La testa di Wihio disse: - abbi pietà di me e ricongiungimi

al resto del mio corpo-.

Rispose l'uomo: - Io ti guarirò. Ti volevo solo dimostrare che sono davvero in grado di tirare alberi- .

Detto questo rimise di nuovo la testa sulle spalle di Wihio, che fu guarito.

- Sei proprio un buon tiratore - gli disse quello riconoscente.

Questa leggenda mi ha messo decisamente in discussione riguardo al significato che può aver avuto per me il cambio di professione da farmacista a psicoterapeuta.
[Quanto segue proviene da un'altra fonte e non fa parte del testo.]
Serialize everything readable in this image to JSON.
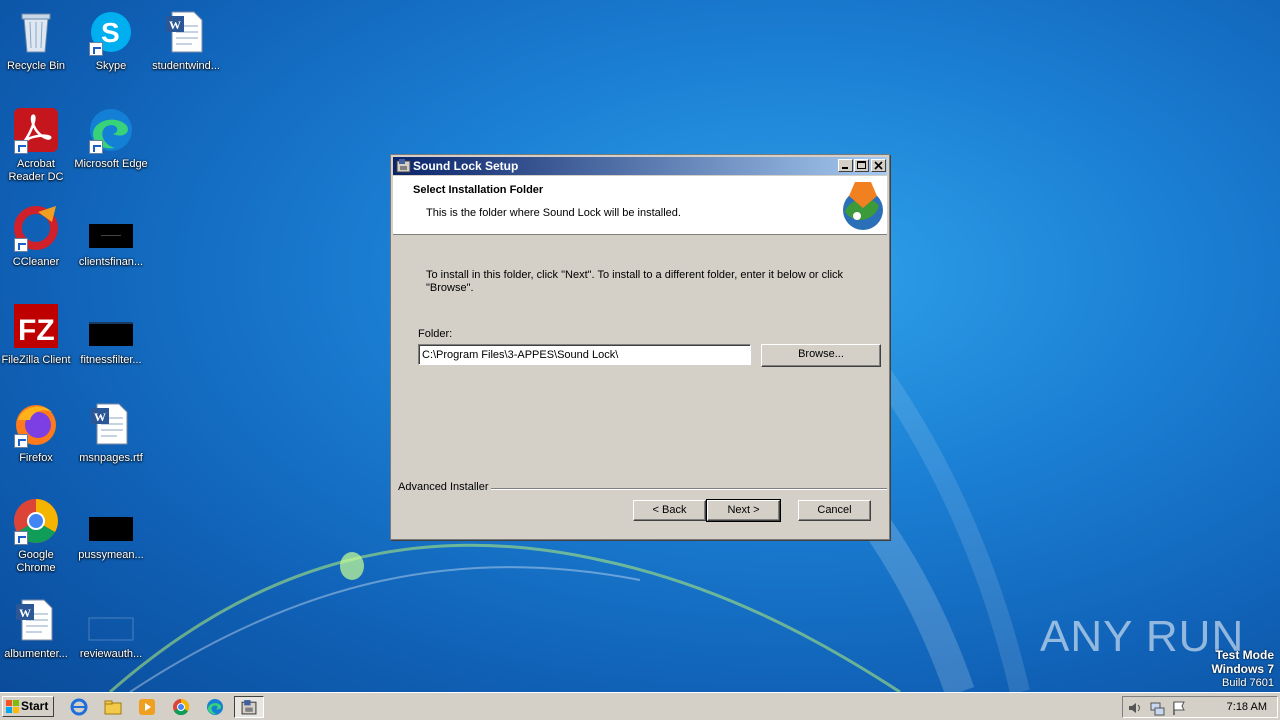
{
  "desktop": {
    "icons": [
      {
        "label": "Recycle Bin",
        "icon": "recycle-bin-icon"
      },
      {
        "label": "Skype",
        "icon": "skype-icon"
      },
      {
        "label": "studentwind...",
        "icon": "word-doc-icon"
      },
      {
        "label": "Acrobat Reader DC",
        "icon": "acrobat-icon"
      },
      {
        "label": "Microsoft Edge",
        "icon": "edge-icon"
      },
      {
        "label": "CCleaner",
        "icon": "ccleaner-icon"
      },
      {
        "label": "clientsfinan...",
        "icon": "black-file-icon"
      },
      {
        "label": "FileZilla Client",
        "icon": "filezilla-icon"
      },
      {
        "label": "fitnessfilter...",
        "icon": "black-file-icon"
      },
      {
        "label": "Firefox",
        "icon": "firefox-icon"
      },
      {
        "label": "msnpages.rtf",
        "icon": "word-doc-icon"
      },
      {
        "label": "Google Chrome",
        "icon": "chrome-icon"
      },
      {
        "label": "pussymean...",
        "icon": "black-file-icon"
      },
      {
        "label": "albumenter...",
        "icon": "word-doc-icon"
      },
      {
        "label": "reviewauth...",
        "icon": "blank-file-icon"
      }
    ]
  },
  "dialog": {
    "title": "Sound Lock Setup",
    "header_title": "Select Installation Folder",
    "header_subtitle": "This is the folder where Sound Lock will be installed.",
    "instructions": "To install in this folder, click \"Next\". To install to a different folder, enter it below or click \"Browse\".",
    "folder_label": "Folder:",
    "folder_value": "C:\\Program Files\\3-APPES\\Sound Lock\\",
    "browse_label": "Browse...",
    "brand": "Advanced Installer",
    "back_label": "< Back",
    "next_label": "Next >",
    "cancel_label": "Cancel"
  },
  "taskbar": {
    "start_label": "Start",
    "clock": "7:18 AM"
  },
  "watermark": "ANY RUN",
  "mode": {
    "line1": "Test Mode",
    "line2": "Windows 7",
    "line3": "Build 7601"
  }
}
Nella grande maggioranza dei casi il farmacista fa un lavoro che tiene poco conto della globalità della vita, della sua "circolarità" e dell'influenza del passato e del futuro sul presente di ogni uomo. La terapia farmacologica basandosi più su basi scientifiche che su basi "olistiche" non tiene in conto a sufficienza dell'inscindibilità tra psiche e soma, tra mente e corpo. Il mio bisogno era diventato più totale e teso ad un intervento più totalizzante. E non mi interessava più tanto la sola terapia di disturbi già presenti e talvolta già consolidati, quanto un intervento che puntasse più ad aiutare gli altri particolarmente da un punto di vista promozionale. Mi sentivo portato ad effettuare degli interventi non tanto sintomatici, tesi cioè a diminuire o togliere i disturbi sia fisici che psichici, quanto volti a favorire un'evoluzione armonica dell'uomo e della donna rispondente ai loro bisogno di essere persone capaci di gestire al meglio le doti innate e quelle acquisite in vista di una felicità e di una serenità possibile. Mi chiederete quanto questa fiaba possa entrare in questo discorso. L'aspetto che mi sembra più significativo di questa fiaba è la modalità con la quale l'uomo della medicina sceglie le sue frecce e le usa. Qui troviamo che invece di essere la cima e il tronco che mettono ali alle radici, sono le radici che hanno la funzione direzionale, sono esse che invece di dare la spinta fanno dell'albero un tutt'uno che vola, che fluisce nella direzione utile a colui che potremmo chiamare un malcapitato. Solitamente fra le cose che creano problemi all'uomo ci può essere una testa con una razionalità eccessiva che ostacola l'armonia fra le varie componenti della personalità. Un altro aspetto che può creare problemi è il vivere con la testa fra le nuvole o i piedi troppo per terra. L'intervento dello sciamano può sembrare forse un po' troppo radicale, notiamo infatti che agisce dalle radici, con le radici, sulla testa, staccandola addirittura dal collo e poi riattaccandola. La favola dice: "rimise di nuovo la testa sulle spalle". Sappiamo benissimo che cosa vuol dire avere la testa sulle spalle, mettere la testa a posto ed espressioni consimili.

Mi piacerebbe anche far notare la bellezza del paesaggio sonoro del vento che stormisce tra le foglie durante il percorso della freccia. Solitamente le frecce sibilano come le serpi.

Penso poi che ognuno di noi si possa meravigliare di quanto dice il buon Winhio. Non lo ringrazia perchè gli ha riattaccato la testa ma perchè gli ha dimostrato quali sono le sue capacità come tiratore.

-Sei proprio un buon tiratore disse quello riconoscente-.

Mi sembra perciò che la dote migliore di un terapeuta sia quella di essere un buon tiratore che sa cogliere quale è l'intervento più adatto e portarlo a compimento nel modo migliore, anche se qui esso mi sembra un po' troppo diretto e direttivo per il mio carattere.

Concluderei l'esame di questa fiaba con una citazione di Teilhard de Chardin che mi sembra cada a proposito.

La felicità è una conquista personale, è "il frutto della legge del massimo sforzo", che ci porta a " diventare coscienti della nostra solidarietà vivente con una Cosa grande, ad impegnarci a fare grandemente anche le più piccole cose". Dunque "riuniamo il corpo alla testa, la base al vertice, e di colpo, scaturirà una pienezza".